No doubt, by now you’re tired of reading about me and my life’s, idiosyncrasies, paranoia, phobias, and deep, emotional flaws. But this is a blog, and really, the only purpose these things serve is to act as an outlet for the writer. It’s not that I don’t care about you. I do. There has just been so much going on that I can’t share with you, as much as I’d like to. I’m still a fucking mess, so, there’s that.
I’ve come to terms with a lot of things simply by putting fingers to keyboard and pecking out words to express how I feel on the inside. Maybe I’ll still be able to connect with you on some level, the same way I did when I was writing about my dad and my journey to accepting his death. Perhaps I’ll be able to get a conversation going similar to the one we had when I wrote about the litigious atheists who I felt were just trying to cause a row – to get a rise out of believers. Will you read if I write, again, about how I have doubts regarding religion; if I make up a story about snowmen and candy canes?
The topics I’ve covered here have been varied, but one thing has been true throughout; I only point fingers at myself…or anonymous groups of people. I don’t want to single anyone out or name names. If I have a beef with you, I’ll say so…to you.
Sure, I’ve not published anything here recently, but I write just about every day. “Yes, I’ll write in your voice and connect with your audience.” There are little bits of every writer’s story hidden among everything he writes.
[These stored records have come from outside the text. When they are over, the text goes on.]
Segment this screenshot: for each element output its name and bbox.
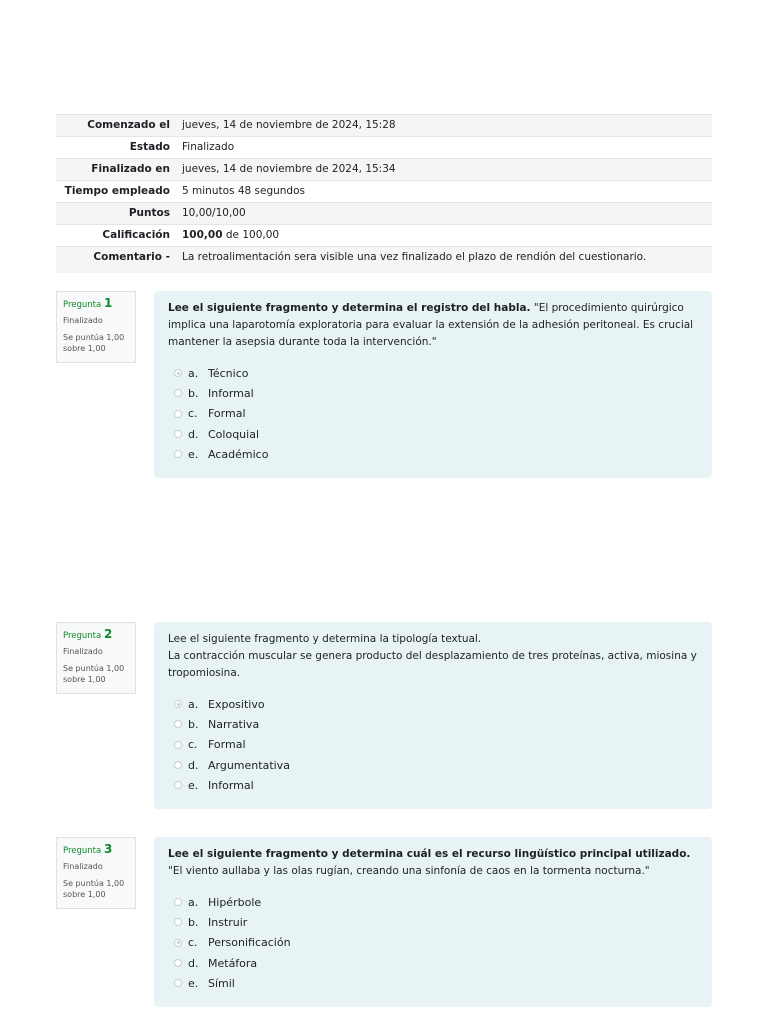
- answer-option[interactable]: a. Técnico: [168, 363, 698, 383]
- summary-row-comment: [56, 247, 712, 274]
- question-state: Finalizado: [63, 647, 103, 656]
- summary-value: jueves, 14 de noviembre de 2024, 15:34: [182, 163, 396, 175]
- question-grade: Se puntúa 1,00 sobre 1,00: [63, 664, 125, 684]
- summary-label: Comentario -: [93, 251, 170, 263]
- summary-row-points: [56, 203, 712, 225]
- summary-value: 5 minutos 48 segundos: [182, 185, 305, 197]
- radio-button-icon[interactable]: [174, 430, 182, 438]
- summary-row-started: [56, 115, 712, 137]
- radio-button-icon[interactable]: [174, 741, 182, 749]
- question-text: Lee el siguiente fragmento y determina la tipología textual. La contracción muscular se genera producto del desplazamiento de tres proteínas, activa, miosina y tropomiosina.: [168, 633, 697, 679]
- summary-row-finished: [56, 159, 712, 181]
- radio-button-icon[interactable]: [174, 389, 182, 397]
- radio-button-icon[interactable]: [174, 898, 182, 906]
- summary-value: La retroalimentación sera visible una vez finalizado el plazo de rendión del cuestionario.: [182, 251, 647, 263]
- summary-row-state: [56, 137, 712, 159]
- summary-label: Finalizado en: [91, 163, 170, 175]
- answer-option[interactable]: c. Formal: [168, 735, 698, 755]
- radio-button-icon[interactable]: [174, 369, 182, 377]
- answer-option[interactable]: d. Metáfora: [168, 953, 698, 973]
- question-content-3: [154, 837, 712, 1007]
- answer-option[interactable]: d. Coloquial: [168, 424, 698, 444]
- question-info-2: [56, 622, 136, 694]
- summary-label: Comenzado el: [87, 119, 170, 131]
- question-content-2: [154, 622, 712, 809]
- summary-value: jueves, 14 de noviembre de 2024, 15:28: [182, 119, 396, 131]
- question-state: Finalizado: [63, 862, 103, 871]
- answer-option[interactable]: e. Símil: [168, 973, 698, 993]
- summary-label: Estado: [129, 141, 170, 153]
- grade-total: de 100,00: [222, 229, 280, 241]
- radio-button-icon[interactable]: [174, 700, 182, 708]
- answer-option[interactable]: c. Formal: [168, 404, 698, 424]
- radio-button-icon[interactable]: [174, 959, 182, 967]
- summary-label: Puntos: [128, 207, 170, 219]
- radio-button-icon[interactable]: [174, 410, 182, 418]
- answer-option[interactable]: e. Informal: [168, 775, 698, 795]
- summary-value: Finalizado: [182, 141, 235, 153]
- answer-option[interactable]: e. Académico: [168, 444, 698, 464]
- answer-option[interactable]: c. Personificación: [168, 933, 698, 953]
- radio-button-icon[interactable]: [174, 979, 182, 987]
- radio-button-icon[interactable]: [174, 761, 182, 769]
- grade-value: 100,00: [182, 229, 223, 241]
- answer-list: [168, 694, 698, 795]
- question-number: Pregunta 2: [63, 627, 113, 641]
- answer-list: [168, 363, 698, 464]
- answer-list: [168, 892, 698, 993]
- answer-option[interactable]: a. Hipérbole: [168, 892, 698, 912]
- question-number: Pregunta 3: [63, 842, 113, 856]
- answer-option[interactable]: b. Instruir: [168, 912, 698, 932]
- answer-option[interactable]: d. Argumentativa: [168, 755, 698, 775]
- answer-option[interactable]: b. Informal: [168, 383, 698, 403]
- question-text: Lee el siguiente fragmento y determina el registro del habla. "El procedimiento quirúrgico implica una laparotomía exploratoria para evaluar la extensión de la adhesión peritoneal. Es crucial mantener la asepsia durante toda la intervención.": [168, 302, 694, 348]
- radio-button-icon[interactable]: [174, 781, 182, 789]
- radio-button-icon[interactable]: [174, 450, 182, 458]
- question-grade: Se puntúa 1,00 sobre 1,00: [63, 333, 125, 353]
- summary-value: [176, 225, 712, 247]
- question-info-3: [56, 837, 136, 909]
- radio-button-icon[interactable]: [174, 939, 182, 947]
- summary-label: Tiempo empleado: [64, 185, 170, 197]
- question-text: Lee el siguiente fragmento y determina cuál es el recurso lingüístico principal utilizado. "El viento aullaba y las olas rugían, creando una sinfonía de caos en la tormenta nocturna.": [168, 848, 691, 877]
- attempt-summary-table: [56, 114, 712, 273]
- question-info-1: [56, 291, 136, 363]
- radio-button-icon[interactable]: [174, 918, 182, 926]
- summary-row-time-taken: [56, 181, 712, 203]
- summary-value: 10,00/10,00: [182, 207, 246, 219]
- answer-option[interactable]: a. Expositivo: [168, 694, 698, 714]
- summary-row-grade: [56, 225, 712, 247]
- question-content-1: [154, 291, 712, 478]
- radio-button-icon[interactable]: [174, 720, 182, 728]
- answer-option[interactable]: b. Narrativa: [168, 714, 698, 734]
- question-state: Finalizado: [63, 316, 103, 325]
- question-grade: Se puntúa 1,00 sobre 1,00: [63, 879, 125, 899]
- summary-label: Calificación: [102, 229, 170, 241]
- question-number: Pregunta 1: [63, 296, 113, 310]
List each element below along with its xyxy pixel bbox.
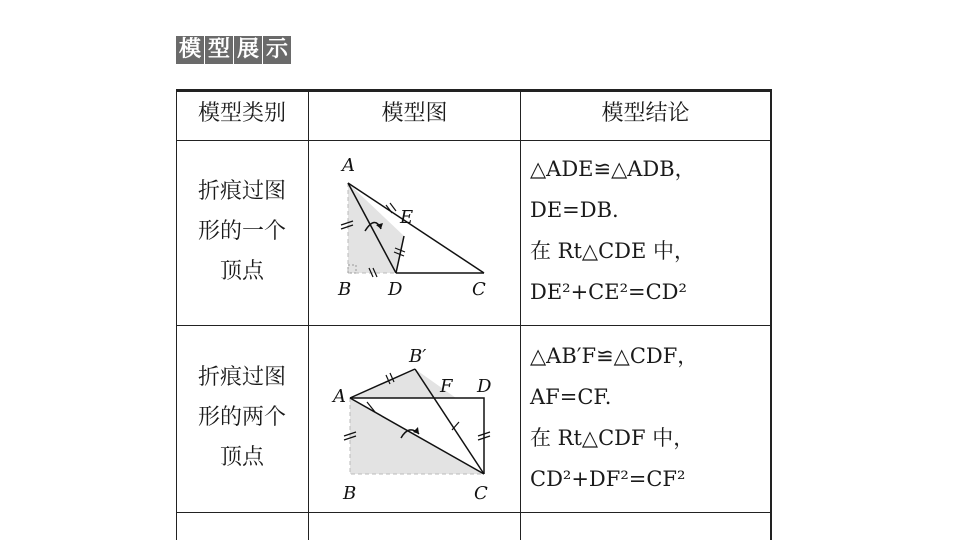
label-c: C xyxy=(474,483,488,504)
category-line: 折痕过图 xyxy=(197,365,286,390)
label-f: F xyxy=(440,376,453,397)
label-d: D xyxy=(388,279,403,300)
category-line: 形的两个 xyxy=(197,405,286,430)
category-line: 顶点 xyxy=(219,259,264,284)
conclusion-line: 在 Rt△CDE 中， xyxy=(530,239,695,263)
table-border-right xyxy=(770,89,772,540)
conclusion-line: 在 Rt△CDF 中， xyxy=(530,426,695,450)
badge-char: 展 xyxy=(234,36,262,64)
label-a: A xyxy=(342,155,355,176)
label-c: C xyxy=(472,279,486,300)
category-line: 顶点 xyxy=(219,445,264,470)
header-figure: 模型图 xyxy=(381,101,448,126)
conclusion-line: AF=CF. xyxy=(530,385,612,409)
label-e: E xyxy=(400,207,414,228)
conclusion-line: CD²+DF²=CF² xyxy=(530,467,686,491)
label-d: D xyxy=(477,376,492,397)
conclusion-line: DE=DB. xyxy=(530,198,619,222)
header-conclusion: 模型结论 xyxy=(601,101,690,126)
badge-char: 模 xyxy=(176,36,204,64)
category-line: 形的一个 xyxy=(197,219,286,244)
label-b-prime: B′ xyxy=(409,346,427,367)
label-a: A xyxy=(333,386,346,407)
badge-char: 型 xyxy=(205,36,233,64)
row1-conclusion xyxy=(530,149,696,313)
folded-triangle xyxy=(348,183,404,273)
row1-category xyxy=(176,172,308,292)
conclusion-line: DE²+CE²=CD² xyxy=(530,280,687,304)
label-b: B xyxy=(338,279,352,300)
section-badge xyxy=(176,36,291,64)
table-divider xyxy=(176,512,772,513)
conclusion-line: △AB′F≌△CDF， xyxy=(530,344,699,368)
conclusion-line: △ADE≌△ADB， xyxy=(530,157,696,181)
figure-one-vertex xyxy=(309,141,520,325)
category-line: 折痕过图 xyxy=(197,179,286,204)
label-b: B xyxy=(343,483,357,504)
row2-conclusion xyxy=(530,336,698,500)
model-table xyxy=(176,89,772,540)
row2-category xyxy=(176,358,308,478)
table-divider xyxy=(520,89,521,540)
badge-char: 示 xyxy=(263,36,291,64)
figure-two-vertices xyxy=(309,326,520,512)
header-category: 模型类别 xyxy=(197,101,286,126)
The piece may be about ways to look your best, but that one sentence about how to avoid an embarrassing moment makes me cry because I’ve been there. And I didn’t know about the embarrassment avoidance part.
It’s in my nature to be something I’m not. If you’ve read much of what’s here, you know I’ve done a lot of hiding and pretending. Most of my adolescence was spent trying to fit in with a group of people who didn’t want me, but some variation of me may have been acceptable. I did all I could to find the right version.
The term two-faced has gotten a bad rap. We all have a face we keep in the drawer in case of emergency. Its smile is a bit askew and the eyes are just a little bit darker than normal, but casual onlookers can’t tell the difference. There are myriad reasons we may dust this face off and wear it. Every day I get up, put my best face forward, and greet the world. Sometimes it is my own, but others it’s the one from the second drawer.